Par CELSO FAVARETTO*

critique de livre Travailleurs de la modernité de Maria Cecilia França Lourenço

Habitués à voir l'intégration du moderne au Brésil comme un effet des grands déménagements, typiques des projets de rupture, on passe souvent à côté du processus hétérogène de diffusion, de différenciation et de consolidation des acquis du modernisme. Si l'histoire du mouvement à São Paulo et l'action de ses principaux protagonistes sont dûment établies, il n'en est pas de même de l'activité artistique et culturelle des années 30 et 40. La période, bien que toujours valorisée du point de vue de la « formation » de la culture brésilienne, est principalement traitée comme une transition vers les propositions et les affrontements déclenchés à partir du début des années 50. ; construit une histoire faite d'événements, d'initiatives, de projets, d'actions, qui permettent, même plus tard, la configuration d'un paysage.

Jusqu'à récemment, le paysage de São Paulo a été tracé par des études et des interprétations méticuleuses qui, comme un processus d'anamnèse, poursuivent des hypothèses modernes dans l'activité variée des artistes, critiques, artisans et politiciens, impliqués dans des activités publiques et professionnelles. A São Paulo, l'effervescence artistique notoire ne comptait pas, à l'époque, avec les énormes ressources publiques qui à Rio de Janeiro étaient favorisées par la proximité du pouvoir politique central. Ici, le sens public de la culture est issu de l'initiative publique et privée qui, mêlée aux associations, clubs, syndicats et groupements, a cherché à affirmer la modernité comme mode de vie et la modernisation comme impératif culturel. Agissant sur le milieu artistique restreint, des artistes d'horizons différents, des critiques et des personnalités publiques sont intéressés à démultiplier une action cohérente avec la vision (ou l'anticipation) d'un pays d'avenir. Une mentalité démocratique vis-à-vis de la culture, une sensibilité aux causes populaires, un intérêt pour l'éducation formelle et la modernité des formes médiatisent le travail multiforme qui se manifeste dans l'activité artistique et critique et dans la création de nouvelles institutions culturelles.

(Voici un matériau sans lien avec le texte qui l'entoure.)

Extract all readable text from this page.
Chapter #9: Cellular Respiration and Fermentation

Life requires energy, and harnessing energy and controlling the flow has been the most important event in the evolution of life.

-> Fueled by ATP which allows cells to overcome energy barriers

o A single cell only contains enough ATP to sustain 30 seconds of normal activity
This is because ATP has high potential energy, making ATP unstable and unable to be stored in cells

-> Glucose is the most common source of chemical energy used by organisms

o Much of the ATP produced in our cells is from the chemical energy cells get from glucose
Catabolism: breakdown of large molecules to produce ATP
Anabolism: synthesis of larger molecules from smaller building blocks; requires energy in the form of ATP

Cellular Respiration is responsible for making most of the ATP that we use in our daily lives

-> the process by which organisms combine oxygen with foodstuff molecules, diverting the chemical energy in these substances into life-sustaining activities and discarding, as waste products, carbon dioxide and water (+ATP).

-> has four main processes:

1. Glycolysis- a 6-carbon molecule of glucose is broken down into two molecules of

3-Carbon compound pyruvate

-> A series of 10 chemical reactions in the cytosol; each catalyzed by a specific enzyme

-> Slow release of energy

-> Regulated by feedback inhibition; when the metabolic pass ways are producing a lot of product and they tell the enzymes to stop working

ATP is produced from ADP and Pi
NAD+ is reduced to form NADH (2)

Maria Cecília s'efforce de faire la chronique de cette période où, selon Antonio Candido, le modernisme était routinier. Expérimentalisme et ouverture critique sont assimilés, selon elle, à des œuvres qui ne s'adressent plus aux élites, puisqu'elles sont empreintes d'un sens public et visent à la banalisation de la culture. L'auteur se consacre donc au suivi des événements qui ont surgi à São Paulo : événements, conférences, cours, clubs, syndicats, expositions, groupes, galeries, librairies, critiques et nouvelles journalistiques - voyant dans l'apparente dispersion la constitution dans un acte d'un projet moderne soucieux d'élargir le public et de conquérir l'espace urbain.

Ce projet est, pour Maria Cecília, collectif ; elle ne procède pas de la soumission des activités à un projet typologique, avant la considération d'un travail assidu fait d'art et d'artisanat cultivés, d'interventions dans la ville et de création d'institutions, de complicités politiques et d'actions irrévérencieuses. Dans l'ensemble de ces actions, scrupuleusement pistées, l'auteur repère des directions primordiales : évolution de l'architecture, où l'esprit moderne conjugue constructivisme et art-déco ; l'importance de la peinture d'artistes issus du travail artisanal ; l'apport d'artistes étrangers, notamment Segall et De Fiori ; la formation de groupes, tels que Santa Helena et Seibi ; l'œuvre critique de Mário de Andrade et Sérgio Milliet ; la création du Département de la Culture, du Service du Patrimoine, de la Bibliothèque et de la Pinacothèque, témoignant de l'effort de systématisation des actions culturelles ; et, enfin, les répercussions de la « séduction par l'international » comme contrepartie du provincialisme.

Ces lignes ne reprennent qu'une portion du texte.